Kemudian datang seorang laki-laki dari ujung kota dan berkata, “Wahai kaumku, ikutilah utusan-utusan itu. Ikutilah orang-orang yang tidak meminta imbalan kepada kalian.

Mendengar dukungan itu, apakah lantas membuat kaum tersebut memercayai utusan mereka?

Ternyata tidak. Dalam tafsir Al Qurthubi diceritakan bahwa kaum tersebut justru berusaha membunuh laki-laki itu. Dan demi Allah, tidaklah ruh laki-laki itu keluar dari jasadnya melainkan pintu Jannah yang terbuka untuknya.
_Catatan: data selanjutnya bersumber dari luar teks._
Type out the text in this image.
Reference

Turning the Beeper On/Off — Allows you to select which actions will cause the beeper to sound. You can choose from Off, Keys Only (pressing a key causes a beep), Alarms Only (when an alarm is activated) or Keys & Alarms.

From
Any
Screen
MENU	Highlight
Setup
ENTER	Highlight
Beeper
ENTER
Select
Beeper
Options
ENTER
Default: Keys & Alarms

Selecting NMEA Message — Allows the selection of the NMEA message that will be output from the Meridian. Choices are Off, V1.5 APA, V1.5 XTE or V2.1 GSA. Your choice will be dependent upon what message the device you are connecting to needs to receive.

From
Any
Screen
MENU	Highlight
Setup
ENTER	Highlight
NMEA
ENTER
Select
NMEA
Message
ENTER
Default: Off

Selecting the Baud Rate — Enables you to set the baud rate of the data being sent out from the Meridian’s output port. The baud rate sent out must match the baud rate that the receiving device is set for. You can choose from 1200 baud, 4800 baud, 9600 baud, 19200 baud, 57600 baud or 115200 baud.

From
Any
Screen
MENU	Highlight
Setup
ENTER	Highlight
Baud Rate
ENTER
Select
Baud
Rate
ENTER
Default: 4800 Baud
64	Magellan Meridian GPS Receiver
Dari kisah ini kita belajar, dalam dakwah, ada penyampai dakwah (utusan Allah), ada pendukung utusan Allah. Dari rangkaian ayat ini Allah menunjukkan bagaimana seorang pendukung dakwah ternyata punya resiko yang cukup besar sebagaimana penyampai dakwah. Wala‘ atau pembelaan kita terhadap sesuatu yang akan menentukan kemana kita pulang.
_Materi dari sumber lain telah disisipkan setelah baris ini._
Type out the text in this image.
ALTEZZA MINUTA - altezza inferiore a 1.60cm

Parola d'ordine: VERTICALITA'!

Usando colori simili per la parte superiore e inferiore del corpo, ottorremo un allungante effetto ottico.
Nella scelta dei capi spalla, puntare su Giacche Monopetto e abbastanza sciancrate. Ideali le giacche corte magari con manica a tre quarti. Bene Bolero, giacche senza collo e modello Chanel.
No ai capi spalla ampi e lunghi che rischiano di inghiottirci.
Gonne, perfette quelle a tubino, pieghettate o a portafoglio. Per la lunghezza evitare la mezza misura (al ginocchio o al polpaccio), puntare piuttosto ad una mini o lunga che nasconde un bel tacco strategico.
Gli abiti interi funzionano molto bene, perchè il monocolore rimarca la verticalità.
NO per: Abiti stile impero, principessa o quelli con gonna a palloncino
Maka tidak heran ketika kita melihat fenomena memasang bendera bertuliskan kalimat tauhid, atau orasi menggunakan kata jihad, atau menulis mengkritisi kerja para pemimpin, akan dicap begitu saja sebagai pegiat terorisme.

Maka jika dakwah hanya menawarkan dua peran, penyampai atau pendukung, di manakah kita berdiri? Mungkin gagasan kita belum sekuat para ulama, kita belum punya ilmu dan wawasan yang cukup untuk menyampaikan ajaran rahmatan lil ‘aalamiin. Tapi tidak kemudian membuat kita bungkam dan tak berperan. Kita masih bisa mendukung gagasan-gagasan para du’aat dengan potensi yang Allah modalkan kepada kita.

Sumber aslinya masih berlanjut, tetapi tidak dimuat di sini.